One of the largest concessions in the year was perceived to come from Apple, when it removed VPNs from its China-facing app store in July. The software is necessary for most Chinese internet users to jump the country’s Great Firewall, which restricts access to foreign websites like Google, Facebook, and GitHub, and the decision was met with dismay from human rights advocates and U.S. politicians.

During an earnings call, Apple CEO Tim Cook defended the decision by saying the company was merely following the law in China. And at an event in Guangzhou, after attending China’s World Internet Conference in Wuzhen—an event that heralded the virtues of an open internet in a year that saw China’s become more closed than ever—he said he believed the apps would likely return someday. He urged companies(paywall) in Apple’s position to participate in China’s tech world rather than “stand on the sidelines and yell at how things should be.”

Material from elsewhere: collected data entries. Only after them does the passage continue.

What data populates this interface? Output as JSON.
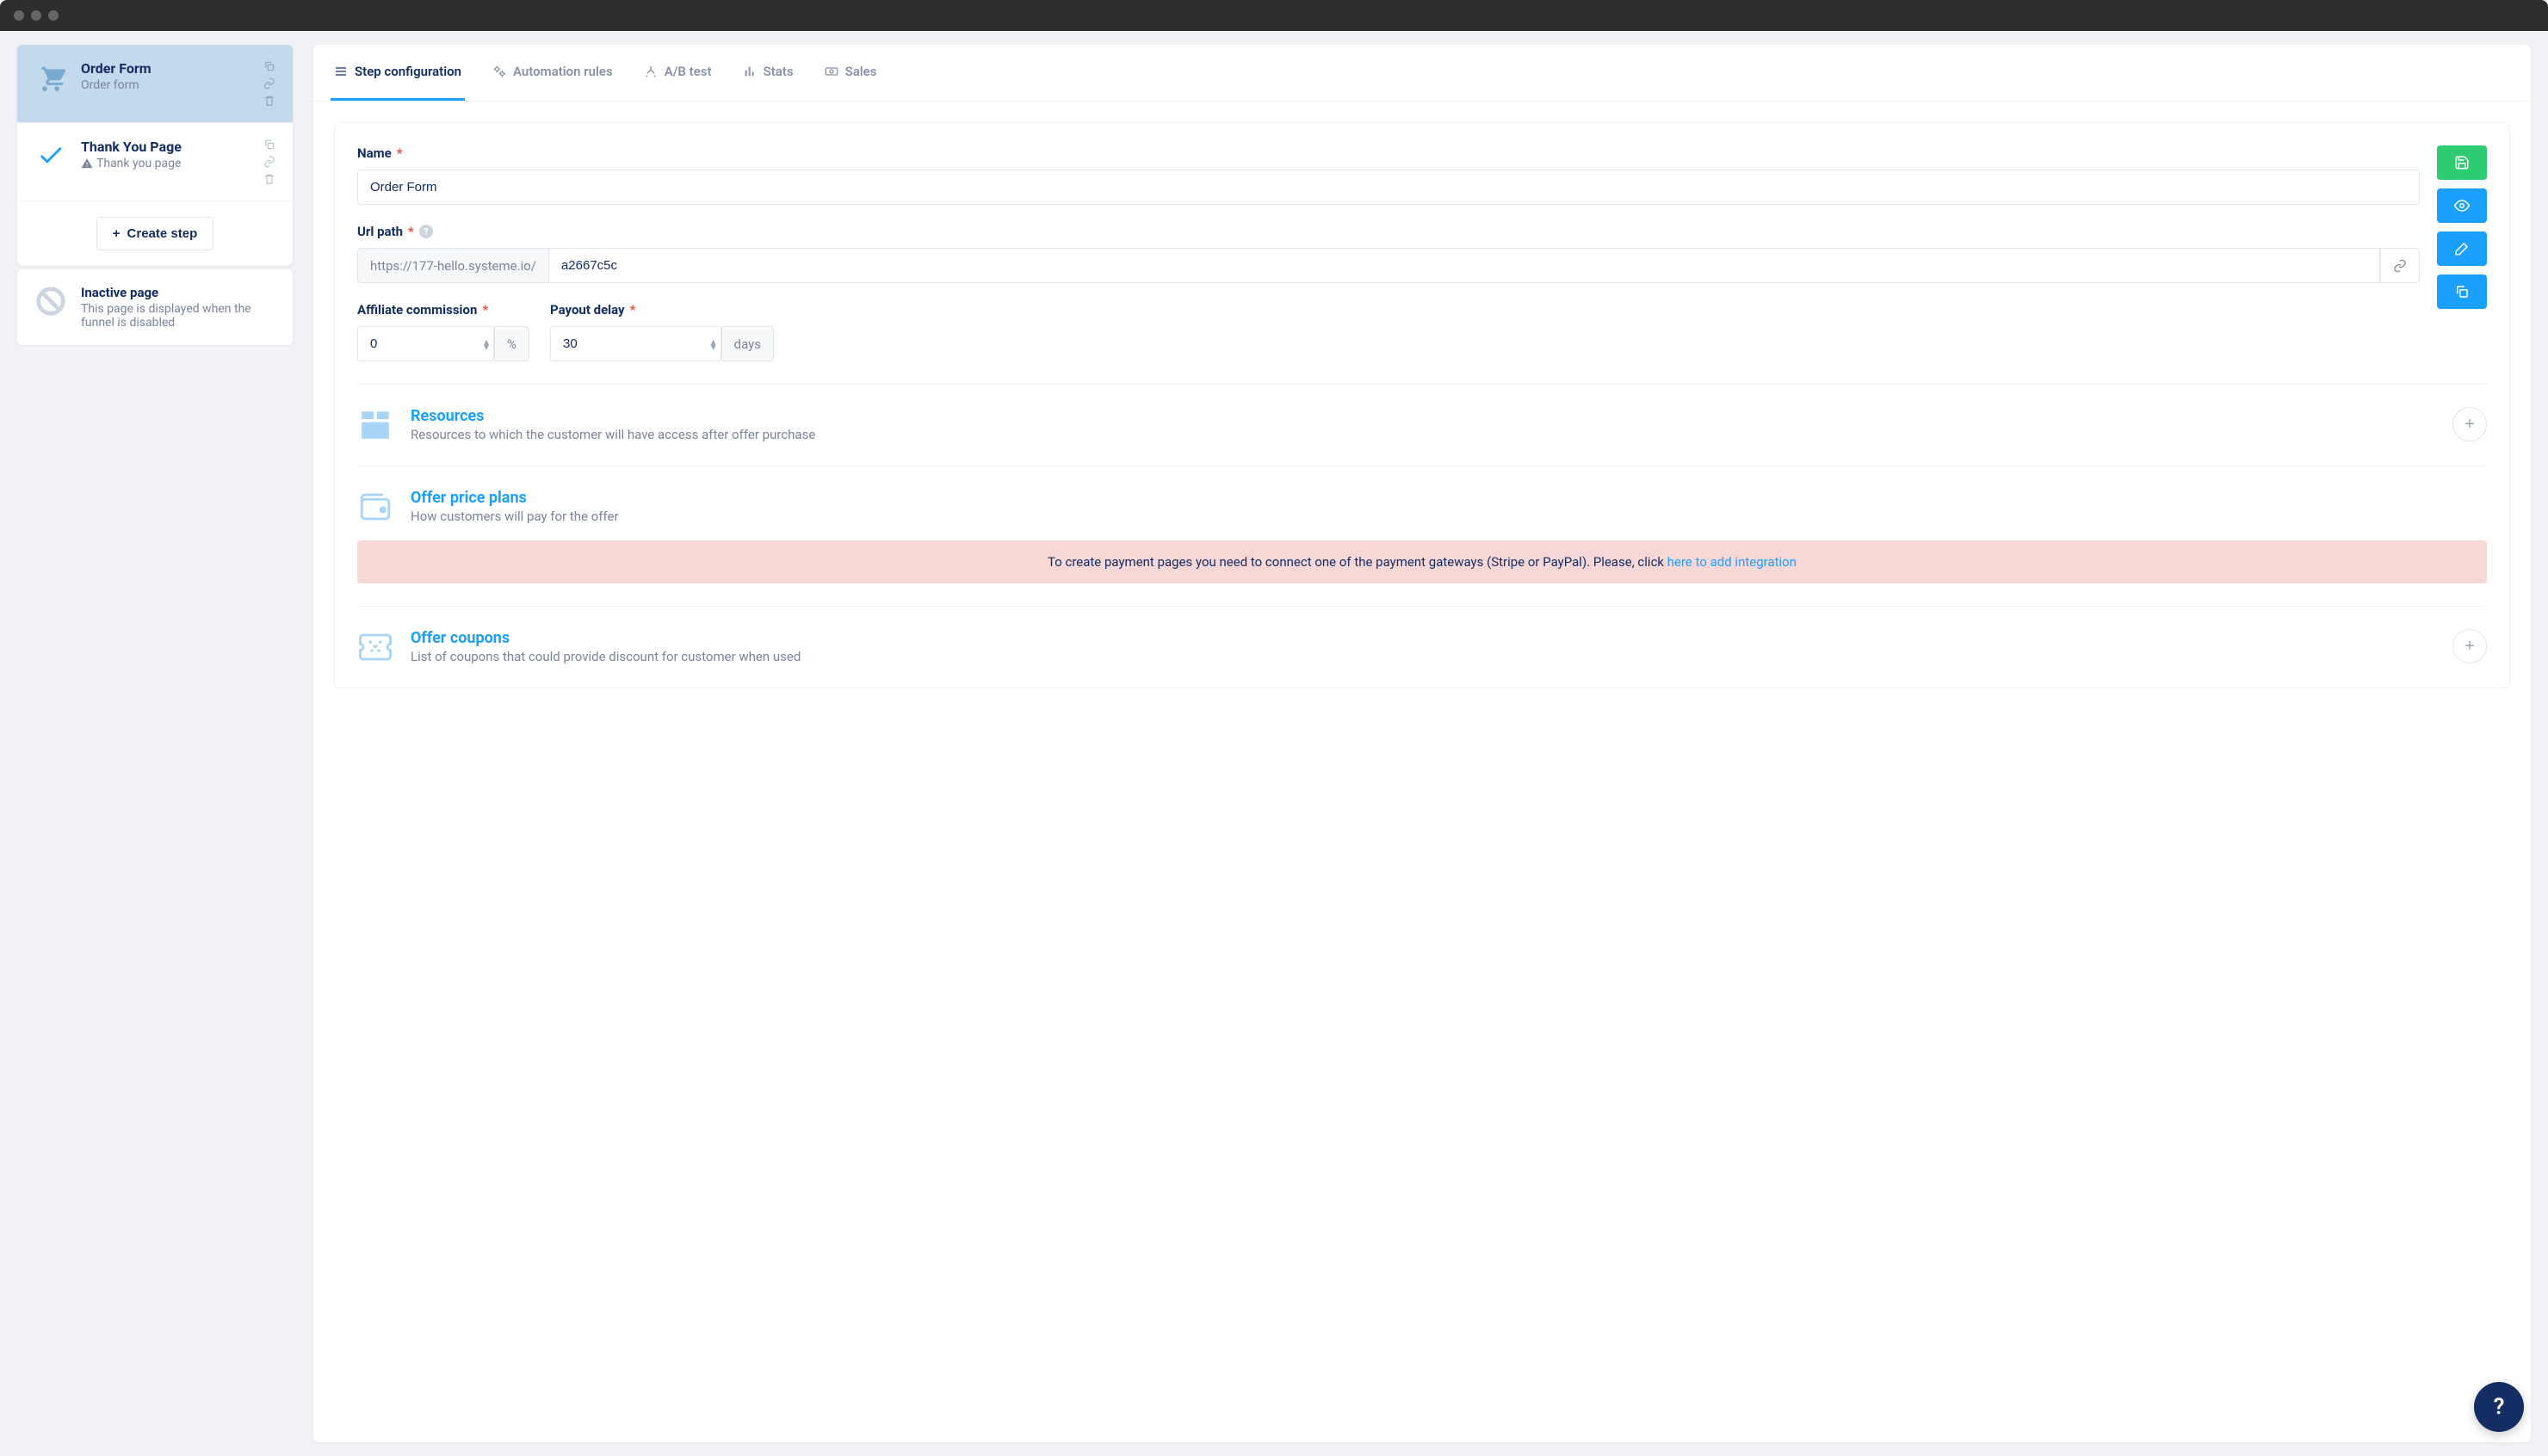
{
  "sidebar": {
    "steps": [
      {
        "title": "Order Form",
        "sub": "Order form",
        "warn": false
      },
      {
        "title": "Thank You Page",
        "sub": "Thank you page",
        "warn": true
      }
    ],
    "create_label": "Create step",
    "inactive": {
      "title": "Inactive page",
      "desc": "This page is displayed when the funnel is disabled"
    }
  },
  "tabs": [
    {
      "label": "Step configuration"
    },
    {
      "label": "Automation rules"
    },
    {
      "label": "A/B test"
    },
    {
      "label": "Stats"
    },
    {
      "label": "Sales"
    }
  ],
  "form": {
    "name_label": "Name",
    "name_value": "Order Form",
    "url_label": "Url path",
    "url_prefix": "https://177-hello.systeme.io/",
    "url_slug": "a2667c5c",
    "commission_label": "Affiliate commission",
    "commission_value": "0",
    "commission_unit": "%",
    "payout_label": "Payout delay",
    "payout_value": "30",
    "payout_unit": "days"
  },
  "sections": {
    "resources": {
      "title": "Resources",
      "desc": "Resources to which the customer will have access after offer purchase"
    },
    "plans": {
      "title": "Offer price plans",
      "desc": "How customers will pay for the offer"
    },
    "coupons": {
      "title": "Offer coupons",
      "desc": "List of coupons that could provide discount for customer when used"
    },
    "alert_text": "To create payment pages you need to connect one of the payment gateways (Stripe or PayPal). Please, click ",
    "alert_link": "here to add integration"
  },
  "help_glyph": "?"
}
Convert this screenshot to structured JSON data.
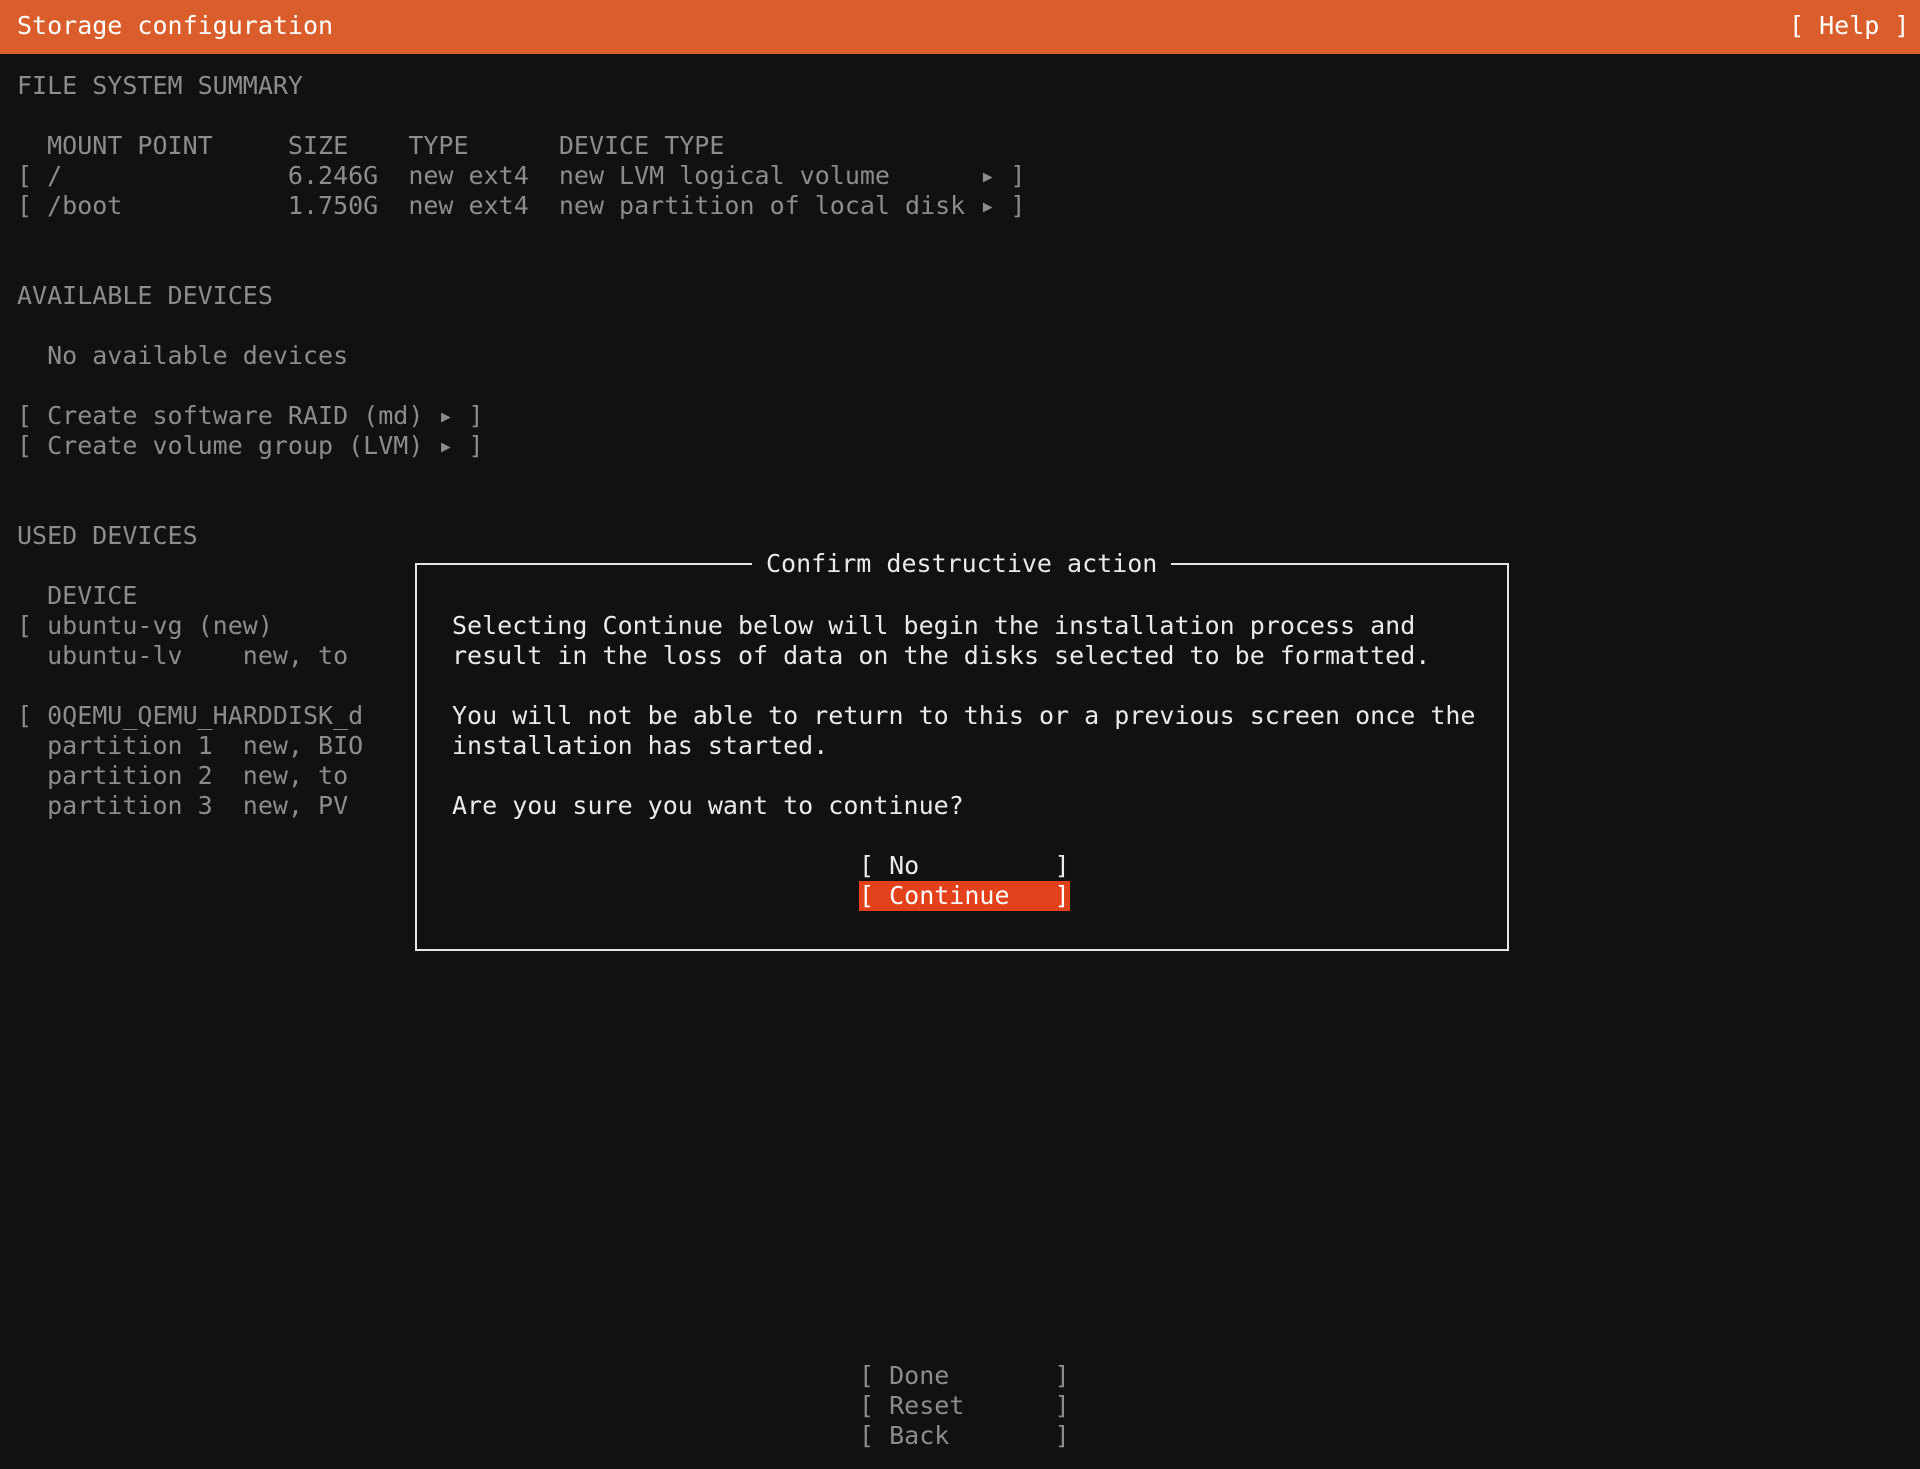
{
  "header": {
    "title": "Storage configuration",
    "help_label": "[ Help ]"
  },
  "fs_summary": {
    "heading": "FILE SYSTEM SUMMARY",
    "col_header": "  MOUNT POINT     SIZE    TYPE      DEVICE TYPE",
    "rows": [
      "[ /               6.246G  new ext4  new LVM logical volume      ▸ ]",
      "[ /boot           1.750G  new ext4  new partition of local disk ▸ ]"
    ]
  },
  "available": {
    "heading": "AVAILABLE DEVICES",
    "empty_text": "  No available devices",
    "actions": [
      "[ Create software RAID (md) ▸ ]",
      "[ Create volume group (LVM) ▸ ]"
    ]
  },
  "used": {
    "heading": "USED DEVICES",
    "col_header": "  DEVICE",
    "rows": [
      "[ ubuntu-vg (new)",
      "  ubuntu-lv    new, to",
      "",
      "[ 0QEMU_QEMU_HARDDISK_d",
      "  partition 1  new, BIO",
      "  partition 2  new, to",
      "  partition 3  new, PV"
    ]
  },
  "dialog": {
    "title": "Confirm destructive action",
    "lines": [
      "Selecting Continue below will begin the installation process and",
      "result in the loss of data on the disks selected to be formatted.",
      "",
      "You will not be able to return to this or a previous screen once the",
      "installation has started.",
      "",
      "Are you sure you want to continue?"
    ],
    "no_label": "[ No         ]",
    "continue_label": "[ Continue   ]"
  },
  "footer": {
    "done_label": "[ Done       ]",
    "reset_label": "[ Reset      ]",
    "back_label": "[ Back       ]"
  },
  "colors": {
    "header_bg": "#d95e2b",
    "selected_button_bg": "#e2411b",
    "background": "#111111"
  }
}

Meanwhile, starting around July, authorities steadily cut access to WhatsApp from within China—first by barring images and videos, and later texts as well (paywall). Vaughan Smith, vice president of parent company Facebook, still spoke at the Wuzhen conference this month.

Tailored Products

Microsoft, which powers nearly every PC in China with its Windows software (either through legal purchases or pirated software), launched a version of its operating system tailored specifically for the Chinese government. Titled “Windows 10 China Government Edition” and created in partnership with state-owned enterprise China Electronics Technology Group, Microsoft said that the software will let the government manage all updates and telemetry—which loosely refers to the information collected about how a system is running—without elaborating further.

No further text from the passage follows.